UK patients with type II diabetes have gained another option to help control blood sugar levels with the launch of Sanofi's therapy Lyxumia in the country this week.
Lyxumia (lixisenatide) is the first once-daily prandial GLP-1 receptor agonist to hit the market, which, with its reported efficacy, low price-tag and potential adherence benefits could be an attractive option for patients and healthcare professionals.
The drug was approved by the European Commission back in February for use in patients with type II diabetes, to help achieve glycaemic control in combination with oral glucose-lowering products and/or basal insulin.
The decision followed the publication of late-stage data in October last year showing that Lyxumia can slow the process of gastric emptying, and thereby lower blood sugar after a meal.
Clinical trials also showed that a combination of the drug with basal insulin, plus oral antidiabetic agents (such as metformin), significantly reduced levels of HbA1c in people with type II diabetes, supporting the rationale for its use, Sanofi said at the time.
In the UK, nearly three million have diabetes, 90% of which have type II forms of the disease.
According to Sanofi, Lyxumia has the potential to save the NHS a massive £70 million over the next five years.
"Costing over 25% less than similar treatments and allowing for over a quarter more patients to be treated, it offers a new choice to doctors and patients, and provides the NHS a further option to improve efficiency" the firm said.
"The combination of basal insulin, which principally targets fasting glucose, with a once- daily prandial GLP-1 agonist (which principally targets post prandial glucose) is a logical approach to improving glycaemic control," noted Anthony Barnett, Emeritus Professor of Medicine, University of Birmingham and Consultant Physician Heart of England NHS Foundation Trust Birmingham.

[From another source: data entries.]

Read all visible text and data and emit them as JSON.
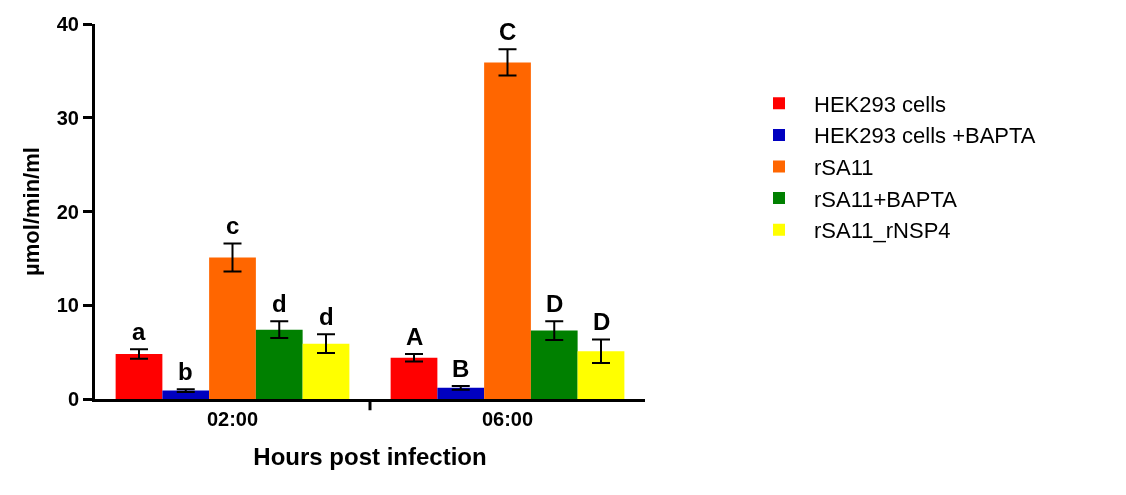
{
  "chart_data": {
    "type": "bar",
    "xlabel": "Hours post infection",
    "ylabel": "µmol/min/ml",
    "categories": [
      "02:00",
      "06:00"
    ],
    "ylim": [
      0,
      40
    ],
    "yticks": [
      0,
      10,
      20,
      30,
      40
    ],
    "grid": false,
    "legend": "right",
    "series": [
      {
        "name": "HEK293 cells",
        "color": "#ff0000",
        "values": [
          4.8,
          4.4
        ],
        "errors": [
          0.5,
          0.4
        ],
        "value_labels": [
          "a",
          "A"
        ]
      },
      {
        "name": "HEK293 cells +BAPTA",
        "color": "#0000c0",
        "values": [
          0.9,
          1.2
        ],
        "errors": [
          0.15,
          0.2
        ],
        "value_labels": [
          "b",
          "B"
        ]
      },
      {
        "name": "rSA11",
        "color": "#ff6600",
        "values": [
          15.1,
          35.9
        ],
        "errors": [
          1.5,
          1.4
        ],
        "value_labels": [
          "c",
          "C"
        ]
      },
      {
        "name": "rSA11+BAPTA",
        "color": "#008000",
        "values": [
          7.4,
          7.3
        ],
        "errors": [
          0.9,
          1.0
        ],
        "value_labels": [
          "d",
          "D"
        ]
      },
      {
        "name": "rSA11_rNSP4",
        "color": "#ffff00",
        "values": [
          5.9,
          5.1
        ],
        "errors": [
          1.0,
          1.25
        ],
        "value_labels": [
          "d",
          "D"
        ]
      }
    ]
  }
}
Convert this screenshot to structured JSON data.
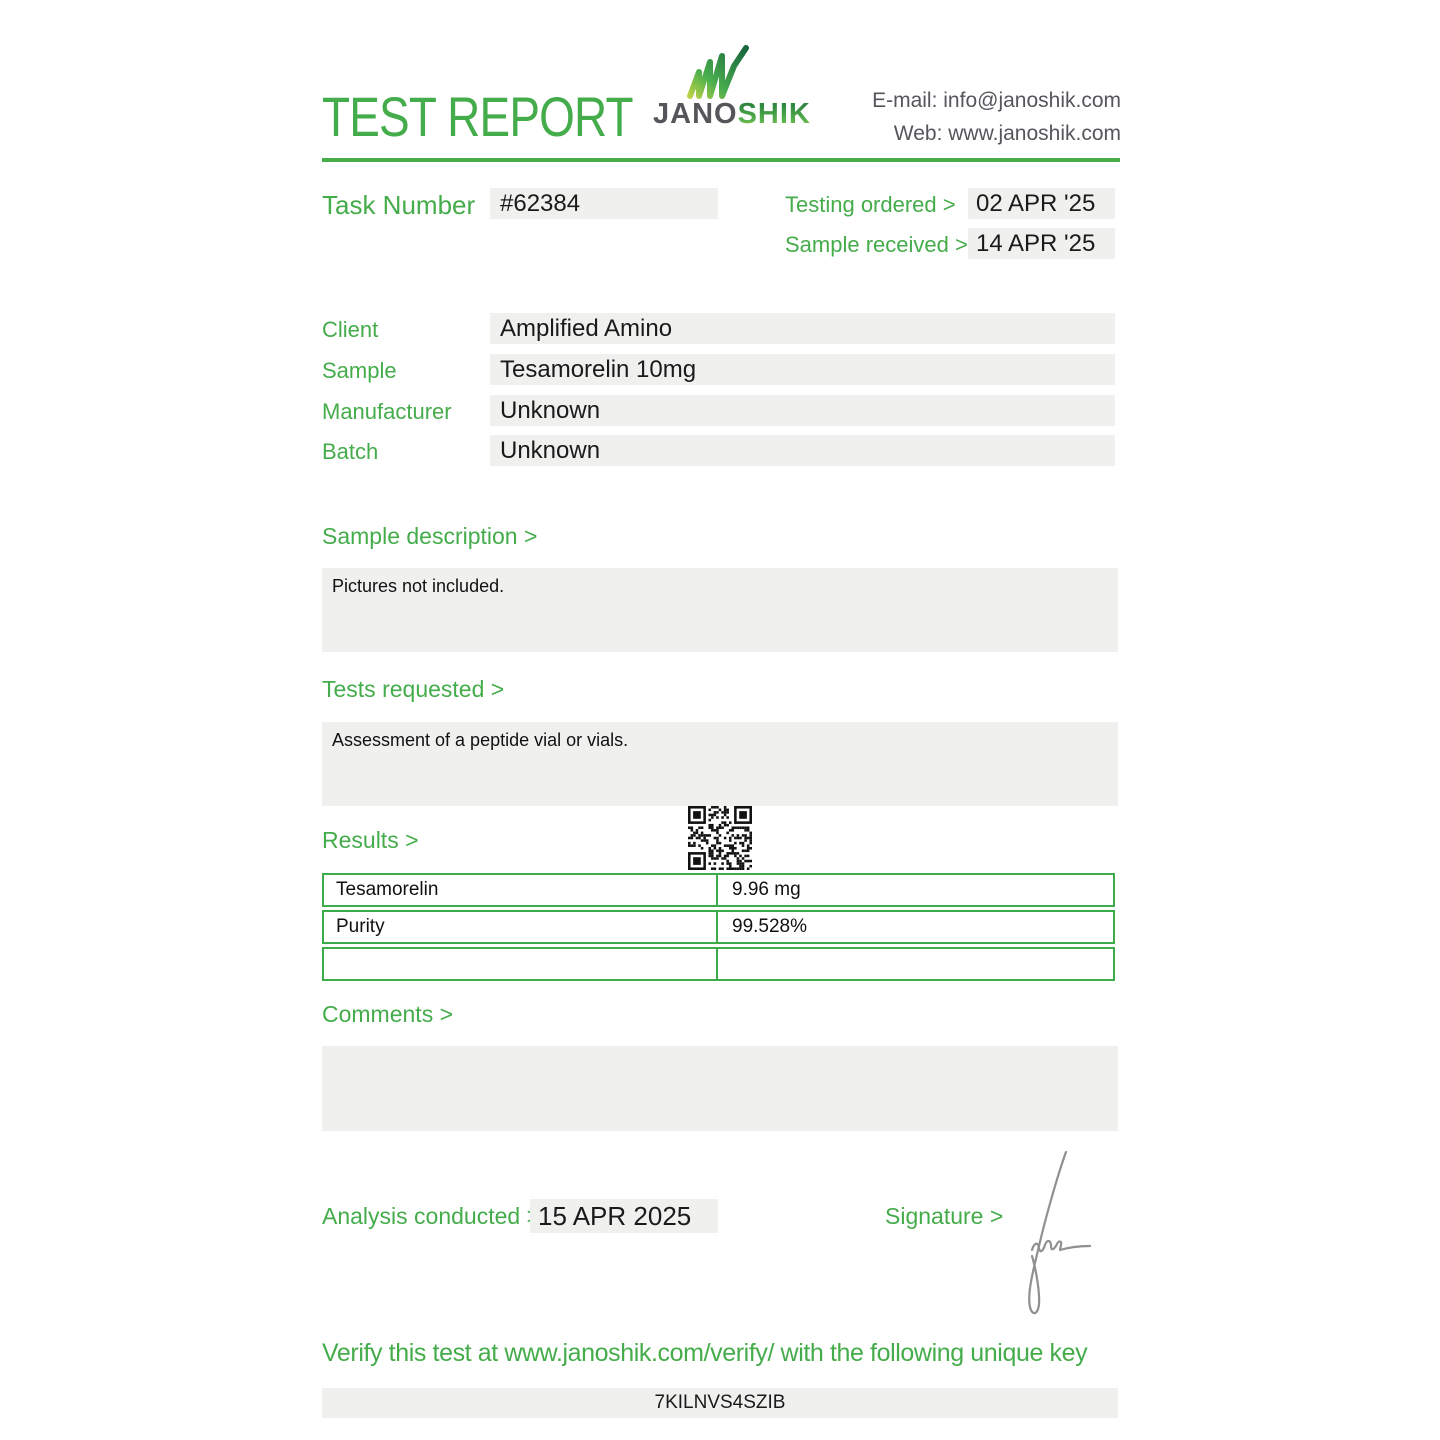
{
  "header": {
    "title": "TEST REPORT",
    "logo": {
      "text_dark": "JANO",
      "text_green": "SHIK"
    },
    "email_line": "E-mail: info@janoshik.com",
    "web_line": "Web: www.janoshik.com"
  },
  "meta": {
    "task_number_label": "Task Number",
    "task_number": "#62384",
    "testing_ordered_label": "Testing ordered  >",
    "testing_ordered": "02 APR '25",
    "sample_received_label": "Sample received >",
    "sample_received": "14 APR '25"
  },
  "fields": [
    {
      "label": "Client",
      "value": "Amplified Amino"
    },
    {
      "label": "Sample",
      "value": "Tesamorelin 10mg"
    },
    {
      "label": "Manufacturer",
      "value": "Unknown"
    },
    {
      "label": "Batch",
      "value": "Unknown"
    }
  ],
  "sections": {
    "sample_description": {
      "label": "Sample description >",
      "content": "Pictures not included."
    },
    "tests_requested": {
      "label": "Tests requested >",
      "content": "Assessment of a peptide vial or vials."
    },
    "results": {
      "label": "Results >",
      "rows": [
        {
          "name": "Tesamorelin",
          "value": "9.96 mg"
        },
        {
          "name": "Purity",
          "value": "99.528%"
        },
        {
          "name": "",
          "value": ""
        }
      ]
    },
    "comments": {
      "label": "Comments >",
      "content": ""
    }
  },
  "footer": {
    "analysis_label": "Analysis conducted >",
    "analysis_date": "15 APR 2025",
    "signature_label": "Signature >",
    "verify_text": "Verify this test at www.janoshik.com/verify/ with the following unique key",
    "unique_key": "7KILNVS4SZIB"
  },
  "colors": {
    "accent_green": "#45ac4b",
    "table_border_green": "#3cab49",
    "box_background": "#f0f0ef",
    "body_text": "#1a1a1a",
    "contact_text": "#55565b"
  }
}
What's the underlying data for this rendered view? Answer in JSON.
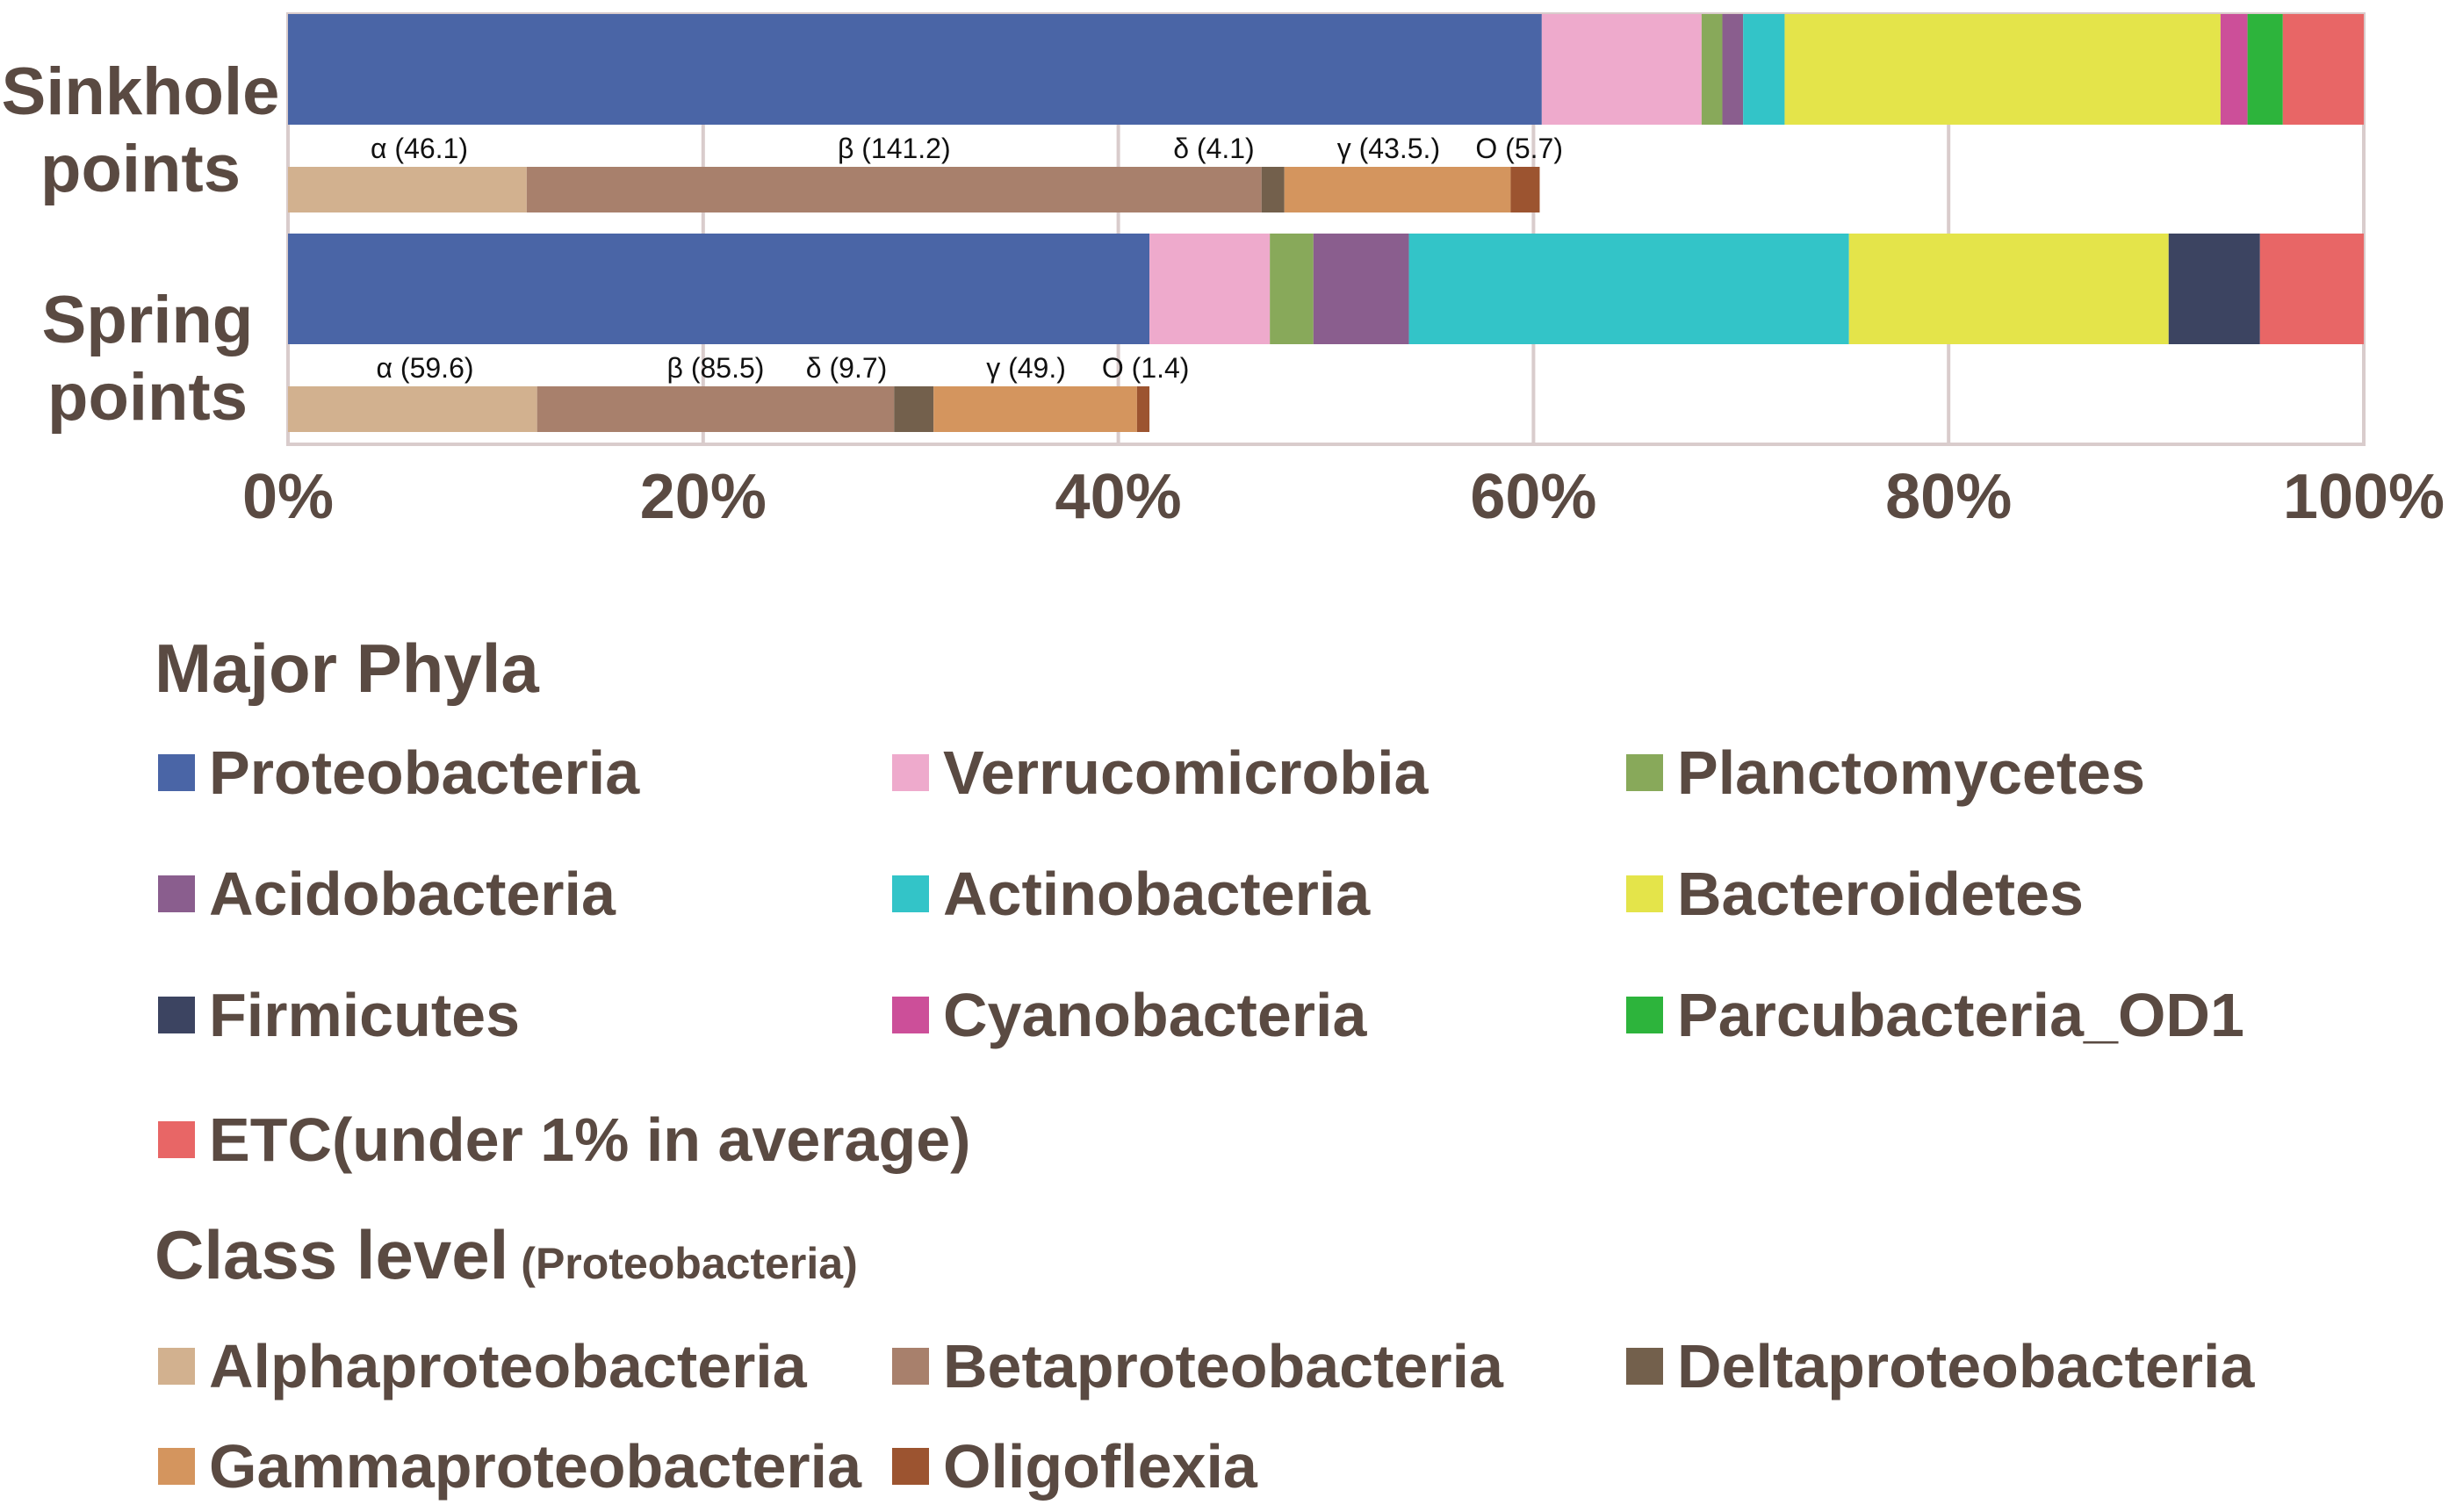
{
  "chart_data": {
    "type": "bar",
    "orientation": "horizontal-stacked-100",
    "xlim": [
      0,
      100
    ],
    "xticks": [
      "0%",
      "20%",
      "40%",
      "60%",
      "80%",
      "100%"
    ],
    "grid": true,
    "rows": [
      {
        "label": [
          "Sinkhole",
          "points"
        ],
        "phyla": [
          60.4,
          7.7,
          1.0,
          1.0,
          2.0,
          21.0,
          0,
          1.3,
          1.7,
          3.9
        ],
        "classes": [
          11.5,
          35.4,
          1.1,
          10.9,
          1.4
        ],
        "class_labels": [
          "α (46.1)",
          "β (141.2)",
          "δ (4.1)",
          "γ (43.5.)",
          "O (5.7)"
        ]
      },
      {
        "label": [
          "Spring",
          "points"
        ],
        "phyla": [
          41.5,
          5.8,
          2.1,
          4.6,
          21.2,
          15.4,
          4.4,
          0,
          0,
          5.0
        ],
        "classes": [
          12.0,
          17.2,
          1.9,
          9.8,
          0.6
        ],
        "class_labels": [
          "α (59.6)",
          "β (85.5)",
          "δ (9.7)",
          "γ (49.)",
          "O (1.4)"
        ]
      }
    ]
  },
  "legend": {
    "phyla_title": "Major Phyla",
    "phyla": [
      {
        "name": "Proteobacteria",
        "color": "#4a65a6"
      },
      {
        "name": "Verrucomicrobia",
        "color": "#eeaacc"
      },
      {
        "name": "Planctomycetes",
        "color": "#88a95a"
      },
      {
        "name": "Acidobacteria",
        "color": "#8a5e8e"
      },
      {
        "name": "Actinobacteria",
        "color": "#33c4c8"
      },
      {
        "name": "Bacteroidetes",
        "color": "#e4e44a"
      },
      {
        "name": "Firmicutes",
        "color": "#3c4461"
      },
      {
        "name": "Cyanobacteria",
        "color": "#cc4f99"
      },
      {
        "name": "Parcubacteria_OD1",
        "color": "#2db43c"
      },
      {
        "name": "ETC(under 1% in average)",
        "color": "#e86666"
      }
    ],
    "class_title": "Class level",
    "class_subtitle": "(Proteobacteria)",
    "classes": [
      {
        "name": "Alphaproteobacteria",
        "color": "#d2b18f"
      },
      {
        "name": "Betaproteobacteria",
        "color": "#a8806c"
      },
      {
        "name": "Deltaproteobacteria",
        "color": "#73604c"
      },
      {
        "name": "Gammaproteobacteria",
        "color": "#d4955e"
      },
      {
        "name": "Oligoflexia",
        "color": "#9c5430"
      }
    ]
  }
}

Sanofi also stressed that Lyxumia may offer advantages over rival diabetes therapies with regard to hypoglycaemia. It claims that, compared to some of the other GLP-1 agonists on the market, the risk of low blood sugar episodes was reduced by a two-thirds in patients taking Lyxumia.
This could also give the product a competitive edge given that the economic impact of severe hypoglycaemia in the UK is estimated at £30.4 million and for moderate hypoglycaemia £41.8 million.